May 14th 2021
For those that are new to this concept house hacking can be defined simply as: ” a strategy that involves renting out portions of your primary residence to generate income that is used to offset the cost of your mortgage and other expenses associated with owning a home.”
My house is not big, but even this tiny house has done a lot for my personal finances. When buying this property the two things I focused on most where as follows:
- No.1 – Limit Downside Risk (good area, long-term job prospects, good transport links, starter-home etc.)
- No.2 – Look for ways to reduce cost (thus further limiting risk).
It is the number two that can really have a drastic effect over the long-term. In the UK, we have a scheme called “rent a room”. This allows you to rent a room in your house up to a total of £7500 per annum tax free. That’s a remarkable amount. Tax free £7500 is equivalent to being paid between £10,000 and £14000 depending on your tax bracket.
More people simply don’t want to sacrifice their extra space. But when you put it like that it seems hard to argue against.
Furthermore, the £400 I get paid from my spare room each month covers the interest part of my mortgage. Which means all the money I personally pay to the bank is going into my monthly net worth increases.
Now imagine you had more than one room. Or a duplex where you do not even have to live with the other person. It is easy to see how quickly the money can stack up, as your expenses can be lowered to close to 0.
If you invest all your income, or a high percentage of it, the path to wealth is simple.
Would you ever try house hacking? I’d love to hear your thoughts!
Can you do this using a BTL mortgage as a live in Landlord, and rent out more than 4 rooms? Alex
I’m not certain if it applies under the buy-to-let agreement. But I will do some digging for you. I believe it was brought in increase housing capacity for those with spare rooms. Rather than I way for landlords to pay less tax! So I would not.

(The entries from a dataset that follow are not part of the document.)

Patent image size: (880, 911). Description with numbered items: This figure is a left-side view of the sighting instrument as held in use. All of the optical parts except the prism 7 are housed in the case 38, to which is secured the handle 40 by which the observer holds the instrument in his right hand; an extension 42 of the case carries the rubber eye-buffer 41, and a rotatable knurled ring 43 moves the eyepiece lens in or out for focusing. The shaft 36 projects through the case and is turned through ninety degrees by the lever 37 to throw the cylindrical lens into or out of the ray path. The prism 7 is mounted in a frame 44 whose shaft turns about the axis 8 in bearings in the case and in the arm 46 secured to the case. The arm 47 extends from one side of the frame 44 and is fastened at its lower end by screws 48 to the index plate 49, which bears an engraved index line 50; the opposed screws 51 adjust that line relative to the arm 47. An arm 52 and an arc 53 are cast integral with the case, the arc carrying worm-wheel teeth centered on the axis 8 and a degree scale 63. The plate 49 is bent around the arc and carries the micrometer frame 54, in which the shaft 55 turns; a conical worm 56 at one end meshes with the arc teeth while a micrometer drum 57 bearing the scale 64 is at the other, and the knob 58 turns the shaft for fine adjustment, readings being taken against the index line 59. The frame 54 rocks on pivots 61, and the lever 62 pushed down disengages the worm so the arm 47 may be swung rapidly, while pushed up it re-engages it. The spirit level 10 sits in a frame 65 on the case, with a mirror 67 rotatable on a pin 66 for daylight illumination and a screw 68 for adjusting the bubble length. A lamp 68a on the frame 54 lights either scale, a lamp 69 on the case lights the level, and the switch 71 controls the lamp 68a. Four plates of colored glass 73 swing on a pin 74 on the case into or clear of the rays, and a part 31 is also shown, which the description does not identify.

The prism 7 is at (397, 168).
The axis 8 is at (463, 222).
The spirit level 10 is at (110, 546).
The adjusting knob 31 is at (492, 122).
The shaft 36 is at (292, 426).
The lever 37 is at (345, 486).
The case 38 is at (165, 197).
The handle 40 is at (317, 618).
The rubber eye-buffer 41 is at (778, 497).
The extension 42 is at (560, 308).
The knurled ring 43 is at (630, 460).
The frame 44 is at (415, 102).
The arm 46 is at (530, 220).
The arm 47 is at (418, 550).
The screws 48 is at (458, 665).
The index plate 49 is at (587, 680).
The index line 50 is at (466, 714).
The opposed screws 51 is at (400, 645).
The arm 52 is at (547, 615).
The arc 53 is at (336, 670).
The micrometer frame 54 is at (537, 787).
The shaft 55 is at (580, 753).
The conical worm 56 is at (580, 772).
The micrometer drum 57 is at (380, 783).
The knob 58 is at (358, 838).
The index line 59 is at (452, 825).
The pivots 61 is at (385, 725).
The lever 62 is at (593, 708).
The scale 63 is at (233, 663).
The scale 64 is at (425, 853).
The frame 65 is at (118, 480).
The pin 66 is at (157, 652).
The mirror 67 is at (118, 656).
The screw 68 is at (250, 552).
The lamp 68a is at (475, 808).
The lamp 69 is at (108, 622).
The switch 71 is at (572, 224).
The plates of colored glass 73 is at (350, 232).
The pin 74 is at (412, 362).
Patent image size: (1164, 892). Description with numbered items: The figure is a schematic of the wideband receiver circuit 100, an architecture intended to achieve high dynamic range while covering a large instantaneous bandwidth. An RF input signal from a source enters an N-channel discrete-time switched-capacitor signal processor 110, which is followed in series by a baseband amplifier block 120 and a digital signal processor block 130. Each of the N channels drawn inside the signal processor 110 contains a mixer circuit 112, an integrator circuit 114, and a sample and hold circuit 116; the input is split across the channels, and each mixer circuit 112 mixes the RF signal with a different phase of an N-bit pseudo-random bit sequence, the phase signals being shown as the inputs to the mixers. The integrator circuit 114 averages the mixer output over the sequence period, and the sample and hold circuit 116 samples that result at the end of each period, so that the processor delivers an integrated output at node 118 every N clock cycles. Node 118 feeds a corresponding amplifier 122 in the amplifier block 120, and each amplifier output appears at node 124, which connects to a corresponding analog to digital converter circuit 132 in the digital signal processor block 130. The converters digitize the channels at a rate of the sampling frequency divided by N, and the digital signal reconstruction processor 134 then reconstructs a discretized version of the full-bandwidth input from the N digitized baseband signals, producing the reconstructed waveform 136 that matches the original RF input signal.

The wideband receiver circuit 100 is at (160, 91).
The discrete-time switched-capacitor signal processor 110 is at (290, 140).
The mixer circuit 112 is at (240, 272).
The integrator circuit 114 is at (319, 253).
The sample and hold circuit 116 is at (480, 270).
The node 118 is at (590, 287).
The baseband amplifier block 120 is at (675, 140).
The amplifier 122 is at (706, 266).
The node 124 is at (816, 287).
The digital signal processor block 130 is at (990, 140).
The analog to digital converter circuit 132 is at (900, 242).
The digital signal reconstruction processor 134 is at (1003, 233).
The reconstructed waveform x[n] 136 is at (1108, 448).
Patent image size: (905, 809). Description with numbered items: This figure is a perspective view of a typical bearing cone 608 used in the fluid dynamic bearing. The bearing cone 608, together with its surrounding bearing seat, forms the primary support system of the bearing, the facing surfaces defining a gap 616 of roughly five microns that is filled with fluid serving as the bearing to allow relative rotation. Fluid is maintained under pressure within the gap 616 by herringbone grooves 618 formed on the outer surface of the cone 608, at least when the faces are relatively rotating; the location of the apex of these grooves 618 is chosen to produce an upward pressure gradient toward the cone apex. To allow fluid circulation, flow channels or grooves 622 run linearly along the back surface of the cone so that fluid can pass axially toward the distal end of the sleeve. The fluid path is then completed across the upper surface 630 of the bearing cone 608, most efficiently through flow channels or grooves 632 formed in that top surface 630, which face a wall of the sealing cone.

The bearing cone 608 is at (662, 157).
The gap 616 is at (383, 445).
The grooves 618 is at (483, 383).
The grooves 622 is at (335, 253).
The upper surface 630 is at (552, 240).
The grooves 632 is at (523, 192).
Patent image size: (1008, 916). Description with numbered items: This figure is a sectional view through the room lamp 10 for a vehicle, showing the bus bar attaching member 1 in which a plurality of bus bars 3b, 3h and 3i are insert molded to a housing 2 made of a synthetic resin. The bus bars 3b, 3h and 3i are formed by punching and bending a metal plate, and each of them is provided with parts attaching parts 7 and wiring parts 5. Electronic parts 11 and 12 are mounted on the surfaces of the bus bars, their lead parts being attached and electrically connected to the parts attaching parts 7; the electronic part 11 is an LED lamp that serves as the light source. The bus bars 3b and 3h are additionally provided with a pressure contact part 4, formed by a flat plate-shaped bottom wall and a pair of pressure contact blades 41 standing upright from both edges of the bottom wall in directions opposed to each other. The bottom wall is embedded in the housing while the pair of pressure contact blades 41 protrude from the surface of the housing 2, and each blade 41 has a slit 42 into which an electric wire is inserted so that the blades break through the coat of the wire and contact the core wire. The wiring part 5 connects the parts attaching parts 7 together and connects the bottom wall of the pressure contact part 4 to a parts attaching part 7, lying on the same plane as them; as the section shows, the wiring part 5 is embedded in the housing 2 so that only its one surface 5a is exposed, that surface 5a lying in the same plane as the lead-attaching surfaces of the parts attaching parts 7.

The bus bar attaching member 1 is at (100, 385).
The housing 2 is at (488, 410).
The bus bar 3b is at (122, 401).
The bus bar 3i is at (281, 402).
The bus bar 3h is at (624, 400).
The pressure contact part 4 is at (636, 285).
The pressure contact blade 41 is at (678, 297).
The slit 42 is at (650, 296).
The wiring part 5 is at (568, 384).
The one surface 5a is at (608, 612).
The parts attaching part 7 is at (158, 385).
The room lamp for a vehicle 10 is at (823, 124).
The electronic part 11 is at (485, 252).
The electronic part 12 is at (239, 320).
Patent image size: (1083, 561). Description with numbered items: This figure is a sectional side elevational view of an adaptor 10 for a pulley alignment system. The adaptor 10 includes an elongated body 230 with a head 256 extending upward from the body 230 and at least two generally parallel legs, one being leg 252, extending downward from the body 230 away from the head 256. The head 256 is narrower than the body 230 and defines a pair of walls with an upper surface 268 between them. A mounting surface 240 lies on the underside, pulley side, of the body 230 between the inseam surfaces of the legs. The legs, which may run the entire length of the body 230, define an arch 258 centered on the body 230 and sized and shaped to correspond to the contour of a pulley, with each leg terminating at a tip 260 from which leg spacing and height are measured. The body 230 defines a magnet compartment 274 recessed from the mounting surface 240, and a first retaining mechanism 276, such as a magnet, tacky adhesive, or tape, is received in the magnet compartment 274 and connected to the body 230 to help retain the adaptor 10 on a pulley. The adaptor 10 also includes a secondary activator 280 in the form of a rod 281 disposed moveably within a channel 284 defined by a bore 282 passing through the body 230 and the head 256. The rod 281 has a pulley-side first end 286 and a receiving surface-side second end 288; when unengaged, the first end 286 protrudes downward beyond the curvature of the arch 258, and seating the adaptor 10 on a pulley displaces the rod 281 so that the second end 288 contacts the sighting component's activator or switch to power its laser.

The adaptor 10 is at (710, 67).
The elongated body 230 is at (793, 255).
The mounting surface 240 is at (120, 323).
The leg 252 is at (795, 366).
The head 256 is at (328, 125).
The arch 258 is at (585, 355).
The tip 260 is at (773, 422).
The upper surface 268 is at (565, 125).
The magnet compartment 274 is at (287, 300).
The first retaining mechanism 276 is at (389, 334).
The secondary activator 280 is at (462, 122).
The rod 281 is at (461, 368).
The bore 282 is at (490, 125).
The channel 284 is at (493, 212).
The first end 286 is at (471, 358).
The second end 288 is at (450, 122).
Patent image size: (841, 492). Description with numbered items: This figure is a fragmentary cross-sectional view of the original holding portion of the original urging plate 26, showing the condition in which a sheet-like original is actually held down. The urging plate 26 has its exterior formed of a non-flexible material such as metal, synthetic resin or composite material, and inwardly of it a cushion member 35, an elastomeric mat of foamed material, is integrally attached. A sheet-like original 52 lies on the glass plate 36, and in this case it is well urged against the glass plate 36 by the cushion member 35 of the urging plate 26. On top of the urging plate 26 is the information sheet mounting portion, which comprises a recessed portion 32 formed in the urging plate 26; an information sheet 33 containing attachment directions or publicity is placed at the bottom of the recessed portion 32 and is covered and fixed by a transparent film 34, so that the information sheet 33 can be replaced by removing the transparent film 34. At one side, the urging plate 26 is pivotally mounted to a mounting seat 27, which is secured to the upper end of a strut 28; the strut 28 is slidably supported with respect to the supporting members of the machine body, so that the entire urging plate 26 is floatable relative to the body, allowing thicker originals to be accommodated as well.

Thanks for reading! Cheers, Hector
There’s literally no where left to dig! I have searched the internet far and wide, but, as you have mentioned before – it’s not a topic talked about enough in the UK. Here is what I have learned:
-On a BTL mortgage the landlord is not allowed to reside in the property at all
-It is done on a residential mortgage and the limitations are on how much of the property you use, either 60% or 40%. I need to find out which and how the percentage is calculated, does it include communal areas for example? Hope this is helpful for others! Feel free to drop me a text Hector!